Nearby, a woman working with the gray-robed man offered similar items. She opened a book to show a long list of signatures, which she said were from donors to a Buddhist temple construction project.
Natale later scoffed at the handwritten names and called them a ruse.
“There is no church,” said Natale, who estimated that 10 percent of people give money to the “monks.” Sometimes the donations are quite generous.
“I’ve seen $5, $10, even $20 handed over,” Natale said.
The scam is building a massive cloud of bad karma for the fake monks, said Sean Gonzalez, director of the Kurukulla Center for Tibetan Buddhist Studies, based in Medford. As a result, he said, the public should feel sorry for them.
“Using a religion for personal gain creates heavy negative karma,” Gonzalez said. “Therefore, those engaging in these practices are creating much great suffering for themselves in the future, and that is a reason for us to feel much compassion for them.”
Boston police did not respond to requests for comment, and city officials offered only an obligatory warning.
“The city reminds residents and visitors to be cognizant and use good judgment when solicited for money or donations,” said Samantha Ormsby, a spokeswoman for Mayor Martin J. Walsh.

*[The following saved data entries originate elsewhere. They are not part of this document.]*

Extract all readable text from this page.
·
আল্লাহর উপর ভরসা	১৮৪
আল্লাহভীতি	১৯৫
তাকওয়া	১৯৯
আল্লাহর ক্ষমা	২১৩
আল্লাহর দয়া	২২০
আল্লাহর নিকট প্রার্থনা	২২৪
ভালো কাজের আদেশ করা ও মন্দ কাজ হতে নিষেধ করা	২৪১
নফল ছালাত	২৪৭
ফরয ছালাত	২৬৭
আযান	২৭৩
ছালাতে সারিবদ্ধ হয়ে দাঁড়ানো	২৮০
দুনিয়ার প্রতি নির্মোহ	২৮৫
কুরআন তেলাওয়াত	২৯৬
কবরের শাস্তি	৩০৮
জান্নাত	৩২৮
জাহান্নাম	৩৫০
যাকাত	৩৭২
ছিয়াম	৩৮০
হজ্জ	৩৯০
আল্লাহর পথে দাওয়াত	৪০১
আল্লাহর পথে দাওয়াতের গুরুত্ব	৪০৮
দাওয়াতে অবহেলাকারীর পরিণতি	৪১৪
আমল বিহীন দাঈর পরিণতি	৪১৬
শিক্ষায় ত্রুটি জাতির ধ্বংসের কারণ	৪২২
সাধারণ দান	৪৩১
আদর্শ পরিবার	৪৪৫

To be sure, trying to clamp down on the monks amid large summertime crowds is a challenge, particularly when more serious concerns take priority. At the Old North Church, Ayres and his staff warn visitors when one of the monks begins to work the crowd.
“We’re on the fly trying to figure out, without disrupting our tourists, how to get this nuisance to go away,” Ayres said. “They seem to come out of nowhere.”
The monks aren’t just an irritant. Because most people have only so much generosity to spread around, they are competition.
“We’re asking visitors for donations ourselves,” Ayres said.